By Jill Smith
Martina Reinhart’s work has focused on continually denaturalizing the human body. Her work has followed a steady progression from conceptualizing the stages of human life in man, woman, and child – to creating a series of chimeras – figures who are partly human and partly anthropomorphized, their body parts completely re-organized. Reinhart has taken this exploration even farther in her series, “Dream-Creatures,” rendering composite figures made up of both natural elements and aspects traditionally considered artificial. By elegantly combining these aspects of materialism, naturalism, and fantasy, Reinhart pushes against commonly-held understandings of what it is to be embodied.
The use of composite figures in visual art, particularly ones that incorporate anthropomorphized or fantastical elements, pre-dates Greco-Roman society and continues to be reinterpreted as a way of understanding the disparate aspects of human consciousness. The figure of the chimera itself has reoccurred and reinvented itself in art throughout centuries, firstly as a simple decorative figure with the body of a lion, the tail of a serpent, and a goat’s head springing from its back. It was reinterpreted in the Middle Ages as a representation of the dubious, shape-shifting, untrustworthy nature of Woman. During the Renaissance, a rediscovery of composite figures like the Sphinx and the Chimera occurred, and were occasionally represented in highly stylized, romantic forms; the brutality and violence of the monsters found no place in Renaissance conventions.
Reinhart’s work picks up on this tradition with a new understanding, drawing from deep well-springs of symbology as well as figures from our consumer culture. “Dream-Creature 30” begins with the Barbie doll, its willowy legs and slender waist completely unrealistic but also omnipresent. The traditional Barbie doll’s feet are styled upwards in order to fit into high heels, to the chagrin of feminists and health experts everywhere; Reinhart’s creature has extra support under her lilting heels, with pointed flame-like cuffs splaying from them. The figure’s butterfly-like wings and antennae give it the feeling of flight, but it is grounded by two heavy serpents diving for the ground. The color palette combines a simple grey-scale with a bubble-gum pink that is ubiquitous in Barbie marketing schemes and products.It is therefore fitting that Reinhart’s work combines graphite drawing, acrylic painting, and print. This mixed-media form perfectly compliments the composite content of her works, giving them another dimension beyond the recognizable figures. Composite figures have long been lodged with what we seek to understand or what eludes us about our human condition, and Reinhart’s style invites us to ask these questions of our modern society. Her work asks us to plunge into our unconscious and elucidate our societal id in an effort to understand our own desires and motivations.Other works by Reinhart like Brain Inverted and Knowledge, references the invisible inner workings of the mind. Here, sections of the brain are designated particular colors, indicating a plethora of associations from synapses firing to the birth of thought. These works take the structures of the brain and its physical and emotional manifestations as their subject. They deal too with written culture as a powerful vessel for knowledge. Covering a broad range of subjects, Martina Reinhart posits herself as an artist whose masterful intellect coalesces with her unique techniques to form a significant body of work.
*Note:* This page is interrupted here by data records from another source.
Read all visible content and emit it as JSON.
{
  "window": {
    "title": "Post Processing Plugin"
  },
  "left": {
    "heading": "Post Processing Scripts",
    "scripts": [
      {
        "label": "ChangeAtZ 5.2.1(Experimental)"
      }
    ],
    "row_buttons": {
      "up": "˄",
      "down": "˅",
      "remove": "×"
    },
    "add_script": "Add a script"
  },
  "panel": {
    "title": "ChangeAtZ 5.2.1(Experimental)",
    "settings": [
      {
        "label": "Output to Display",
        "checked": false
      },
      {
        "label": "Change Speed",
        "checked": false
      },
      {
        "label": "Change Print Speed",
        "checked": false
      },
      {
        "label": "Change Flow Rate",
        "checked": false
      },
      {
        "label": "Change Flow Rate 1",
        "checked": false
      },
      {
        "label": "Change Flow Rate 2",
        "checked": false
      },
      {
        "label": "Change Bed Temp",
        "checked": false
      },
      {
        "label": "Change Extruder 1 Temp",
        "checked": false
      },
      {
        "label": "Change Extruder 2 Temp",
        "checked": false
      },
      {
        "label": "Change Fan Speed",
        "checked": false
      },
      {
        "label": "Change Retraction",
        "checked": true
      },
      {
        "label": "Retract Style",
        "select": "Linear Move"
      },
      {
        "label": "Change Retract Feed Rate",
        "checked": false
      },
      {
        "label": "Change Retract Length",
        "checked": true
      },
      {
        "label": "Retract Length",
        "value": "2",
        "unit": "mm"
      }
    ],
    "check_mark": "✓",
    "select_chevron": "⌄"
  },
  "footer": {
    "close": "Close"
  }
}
I recently had the chance to interview Martina to find out more about her work:
Jill Smith: Your works have a mixed media style to them, using drawing, prints and painting all at once. How did you arrive at working this way?
Martina Reinhart: I come from a background in painting and I used it to create abstract works, while studying at the Academy of Fine Arts in Vienna. Then I had a scholarship in Barcelona, where I learned how to use screen-printing. I have always been inspired by life and feel called to themes of beauty and transience. I then started to examine the ‘image of woman’, the ideals of beauty and what impact society has on the perception of different types of women. With this purpose in mind, I began combining photographs, screen-printing and painting with one another to create my compositions.
JS: Some of your work feels somewhat cryptic, is there a hidden message you want the viewer to receive?
MR: The message is always dependent on the series, the theme and content I’m working with.
JS: What future projects do you have in mind for your work?
MR: Most recently, with my series ‘Knowledge And Its Structures’ I have been exploring structures and manifestations of the brain. Since then, I have been working to examine how the written word transfers knowledge in light of new media, the internet, and cyber communication. I have also made a contemporary reinterpretation of Descartes; thesis “cogito ergo sum.”
My upcoming cycle will center on ‘Cities Of Knowledge/Sites Of Knowledge’ and is the continuation of this subject. Our digital knowledge-society is mainly concerned with acquiring competencies. Over the past decade, some cities distinguish themselves as ‘Cities Of Knowledge’, which emerge from knowledge-communities and organizations, such as universities, schools and libraries. Yet this is also the case with the computer. The Internet and social networks create such cities and sites – yet without a physical experience in the body or in nature. I want to raise questions of the body and nature existing as places (sites), which save knowledge with experience.